- Born: 1956 (age 69–70) Gwalior, Madhya Pradesh, India
- Education: IIT Bombay (BTech) California Institute of Technology (MS) University of California, Berkeley (PhD)
- Known for: Karmarkar's algorithm
- Scientific career
- Fields: Mathematics, computing science
- Workplaces: Bell Labs
- Thesis: Coping with NP-Hard Problems (1983)
- Doctoral advisor: Richard M. Karp

= Narendra Karmarkar =

Indian mathematician (born 1956)

Narendra Krishna Karmarkar (born 1956) is an Indian mathematician. He developed Karmarkar's algorithm. He is listed as an ISI highly cited researcher.

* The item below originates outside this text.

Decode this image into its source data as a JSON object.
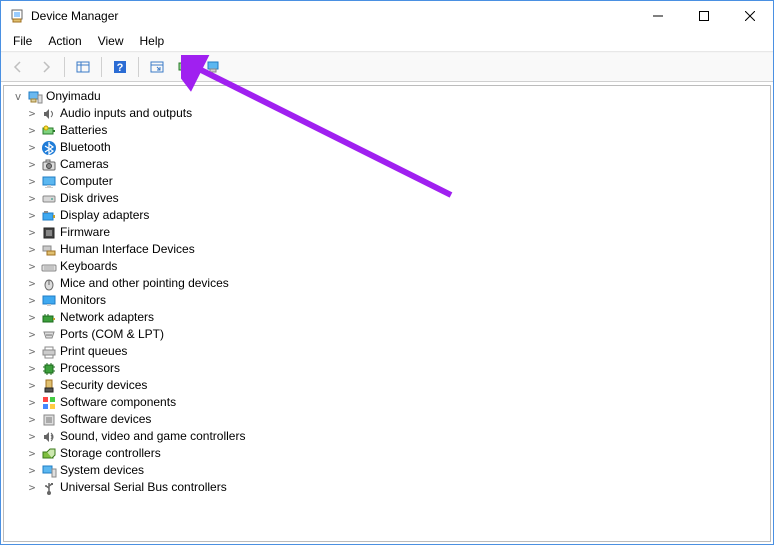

He invented one of the first provably polynomial time algorithms for linear programming, which is generally referred to as an interior point method. The algorithm is a cornerstone in the field of linear programming. He published his famous result in 1984 while he was working for Bell Laboratories in New Jersey.

==Biography==
Karmarkar received his B.Tech. in electrical engineering from IIT Bombay in 1978, M.S. from the California Institute of Technology in 1979, and Ph.D. in Computer Science from the University of California, Berkeley in 1983 under the supervision of Richard M. Karp.
Karmarkar was a post-doctoral research fellow at IBM research (1983), Member of Technical Staff and fellow at Mathematical Sciences Research Center, AT&T Bell Laboratories (1983–1998), professor of mathematics at M.I.T. (1991), at Institute for Advanced study, Princeton (1996), and Homi Bhabha Chair Professor at the Tata Institute of Fundamental Research in Mumbai from 1998 to 2005. He was the scientific advisor to the chairman of the TATA group (2006–2007). During this time, he was funded by Ratan Tata to scale-up the supercomputer he had designed and prototyped at TIFR. The scaled-up model ranked ahead of supercomputer in Japan at that time and achieved the best ranking India ever achieved in supercomputing. He was the founding director of Computational Research labs in Pune, where the scaling-up work was performed. He continues to work on his new architecture for supercomputing.

== Work ==

===Karmarkar's algorithm===

Karmarkar's algorithm solves linear programming problems in polynomial time. These problems are represented by a number of linear constraints involving a number of variables. The previous method of solving these problems consisted of considering the problem as a high-dimensional solid with vertices, where the solution was approached by traversing from vertex to vertex. Karmarkar's novel method approaches the solution by cutting through the above solid in its traversal. Consequently, complex optimization problems are solved much faster using the Karmarkar's algorithm. A practical example of this efficiency is the solution to a complex problem in communications network optimization, where the solution time was reduced from weeks to days. His algorithm thus enables faster business and policy decisions. Karmarkar's algorithm has stimulated the development of several interior-point methods, some of which are used in current implementations of linear-program solvers.

====Galois geometry====
After working on the interior-point method, Karmarkar worked on a new architecture for supercomputing, based on concepts from finite geometry, especially projective geometry over finite fields.

== Awards ==

- The Association for Computing Machinery awarded him the prestigious Paris Kanellakis Award in 2000 for his work on polynomial-time interior-point methods for linear programming for "specific theoretical accomplishments that have had a significant and demonstrable effect on the practice of computing".
- Srinivasa Ramanujan Birth Centenary Award for 1999, presented by the Prime Minister of India.
- Distinguished Alumnus Award, Indian Institute of Technology, Bombay, 1996.
- Distinguished Alumnus Award, Computer Science and Engineering, University of California, Berkeley (1993).
- Fulkerson Prize in Discrete Mathematics given jointly by the American Mathematical Society & Mathematical Programming Society (1988)
- Fellow of Bell Laboratories (since 1987).
- Texas Instruments Founders' Prize (1986).
- Marconi International Young Scientist Award (1985).
- Golden Plate Award of the American Academy of Achievement, presented by former U.S. president (1985).
- Frederick W. Lanchester Prize of the Operations Research Society of America for the Best Published Contributions to Operations Research (1984).
- President of India gold medal, I.I.T. Bombay (1978).